Label: InsideOut (2006)

Immer wenn eine Steve Hackett CD ansteht, vollführt mein Herz einerseits Freudensprünge, andererseits bin ich immer im Ungewissen, was der Meister uns denn dieses Mal auftischt. Denn nach über 30 Jahren als Solist in diesem Geschäft, hat es Steve Hackett noch nicht einmal geschafft, sich wirklich zu wiederholen. Immer wieder kramt er neue, bislang ungehörte Facetten aus allen möglichen musikalischen Universen hervor und bezaubert seine Fans mit virtuosem, aber vor allem zutiefst originellem Saitenspiel. Dort, wo andere Gitarristen damit zufrieden sind, längst bekannte Skalen in immer neuen Geschwindigkeitsrekorden zu bearbeiten, entlockt Steve Hackett seinem Instrument Töne, von denen man glaubt, sie noch nie zuvor gehört - nein, erlebt - zu haben. Mit "Wild Orchids" schließt sich für mich ein Kreis und rundet die letzten beiden Veröffentlichungen, nämlich das rockige "To Watch The Storms" (2003) und das orchestrale "Metamorpheus" (2005) ab. Standen beide zunächst wie These und Antithese einander quasi unversöhnlich gegenüber, hat der ehemalige Genesis-Gitarrist mit "Wild Orchids" den Brückenschlag zur Synthese dieser beiden Werke gemeistert. Die Stücke sind gleichermaßen symphonisch, rockig, melancholisch und strahlend.
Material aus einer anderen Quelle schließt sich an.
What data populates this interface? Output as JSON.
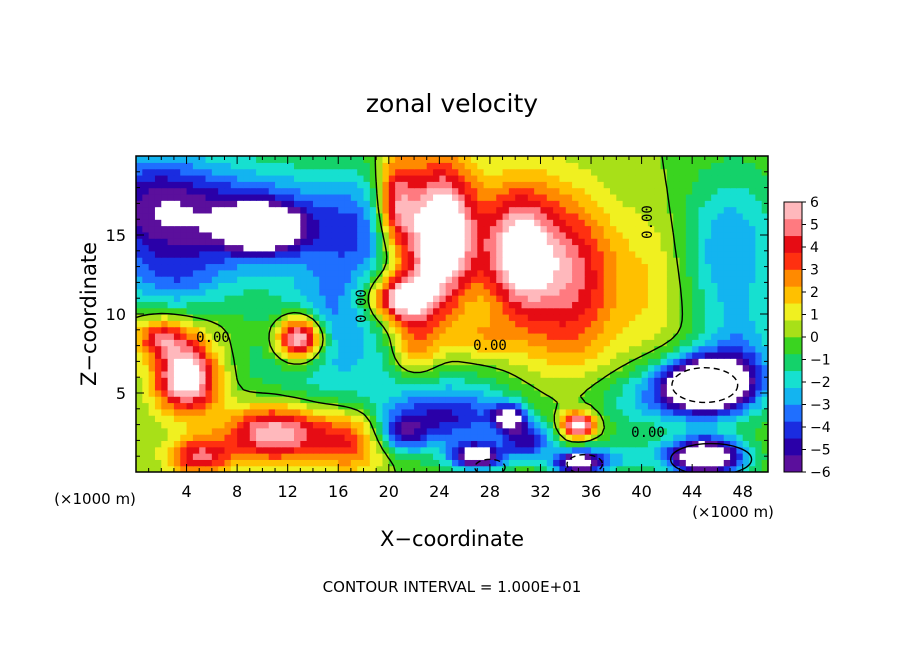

Der einzige Ausbrecher auf dieser wieder einmal brillanten Gitarristenscheibe ist die Bob Dylan Nummer ‚Man In The Long Black Coat', in der Steve Hackett nach eigener Aussage endlich einmal die Möglichkeit hatte, "zu singen wie Johnny Cash und Gitarre zu spielen, wie der junge Peter Green". Alle anderen Songs sind für Prog-Fans sowieso auf dem besten Weg, wieder einmal zum Heiligen Gral zu werden.